= Smartisan OS =

Android-based smartphone operating system

Smartisan OS is an Android-based smartphone platform developed by ByteDance Chinese company Smartisan. It is a custom ROM for smartphones and potentially tablet devices.

The first smartphone to utilize Smartisan OS is the Smartisan T1.

==Name==
The CEO of Smartisan Co., Ltd., Luo Yonghao, said on Sina Weibo that "Smartisan" is a portmanteau of "Smart" and "Artisan".

==Development==
Smartisan OS was unveiled on March 27, 2013 at the China National Convention Center. It will compete with MIUI from Xiaomi and Flyme OS from Meizu in the Chinese cellphone market.

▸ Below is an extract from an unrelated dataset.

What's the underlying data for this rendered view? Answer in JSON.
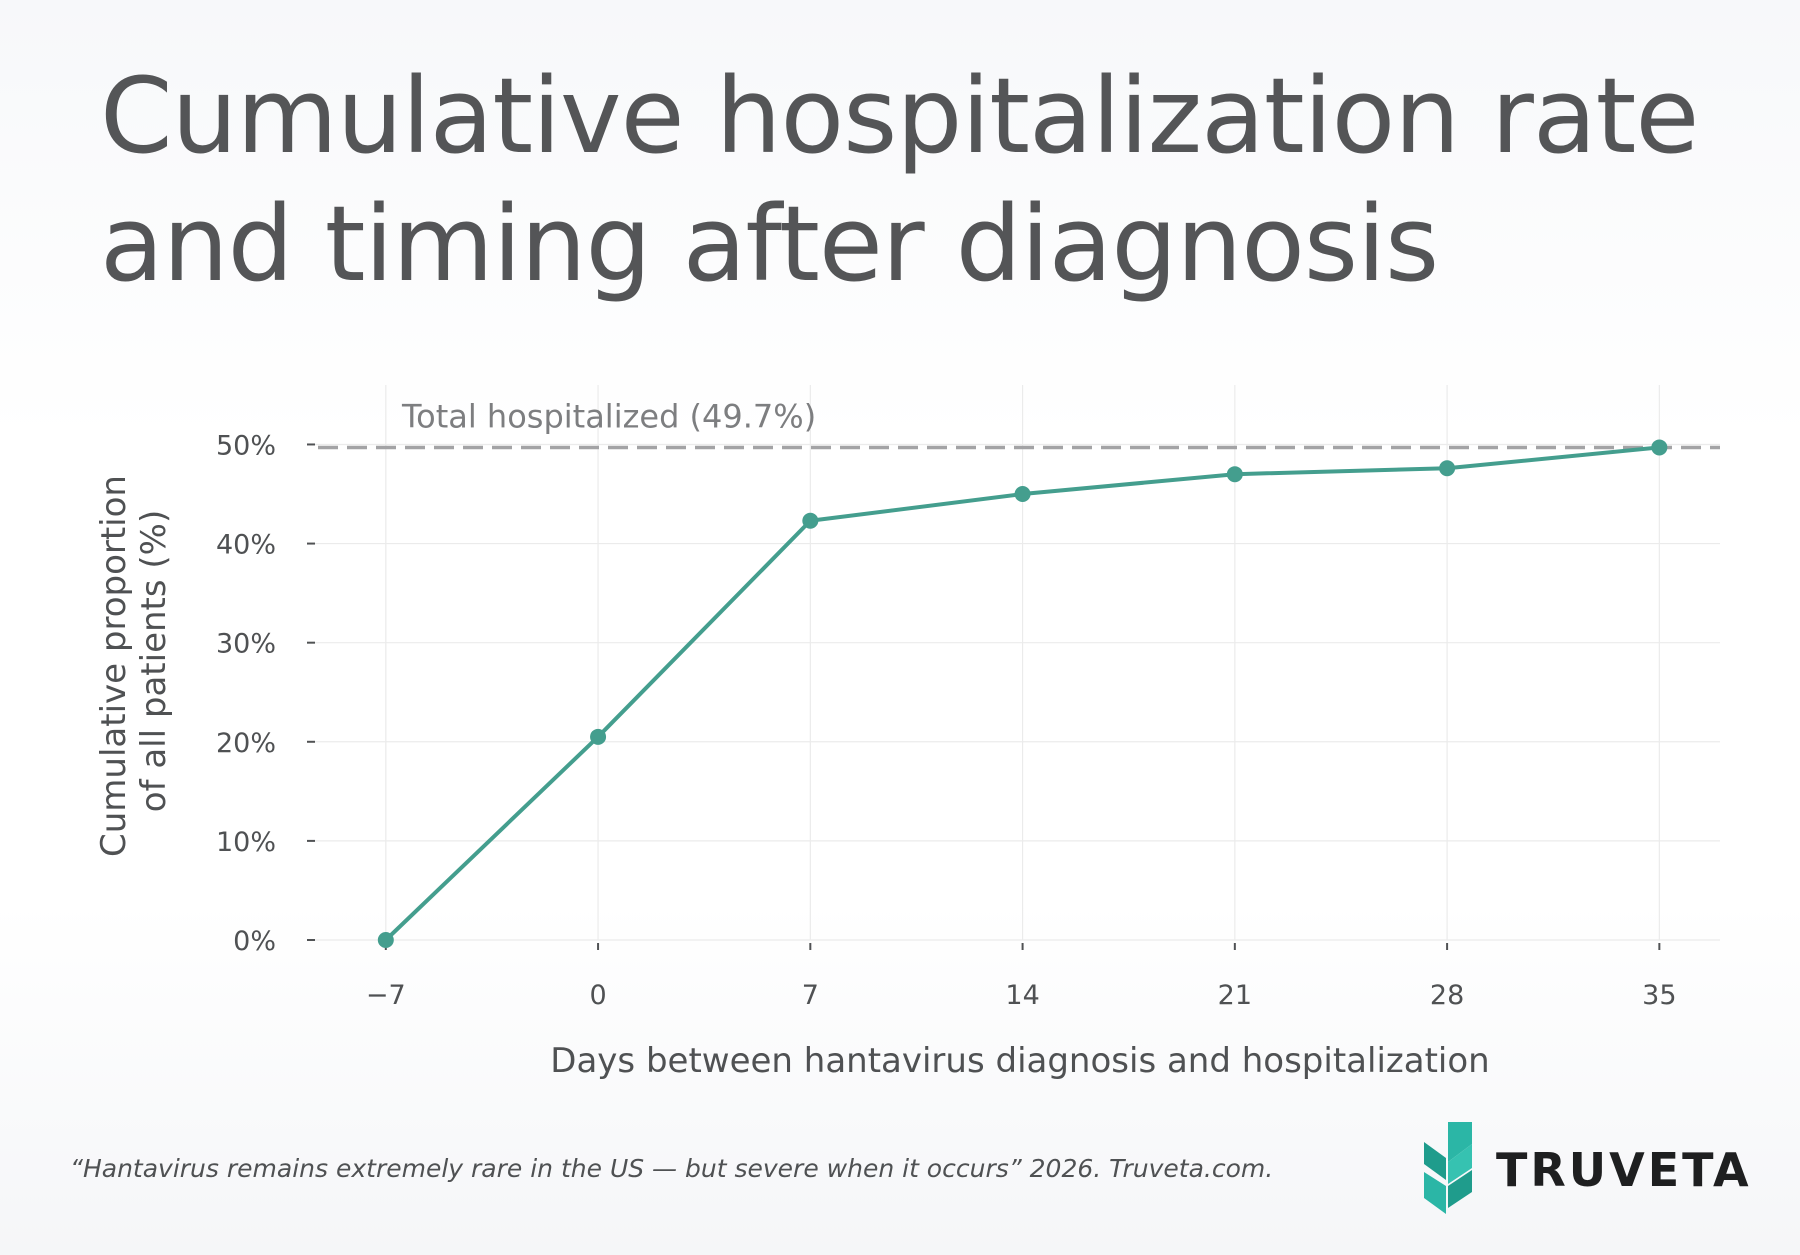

The first public beta is available from June 15, 2013. It will initially be compatible with Samsung Galaxy S III plus a few other devices, followed by Smartisan's own hardware the following year, after which no third-party devices will be supported.

==Hardware==
In May 2014 Smartisan Co. introduced their first smartphone, the Smartisan T1. A year later on August 26, 2015, the Smartisan U1 was announced, with Smartisan OS 2.0 taking on the likes of OnePlus 2 and Meizu M2 Note.

In May 2018 Smartisan Co. has announced their Smartphone model R1 that comes equipped with the Smartisan OS.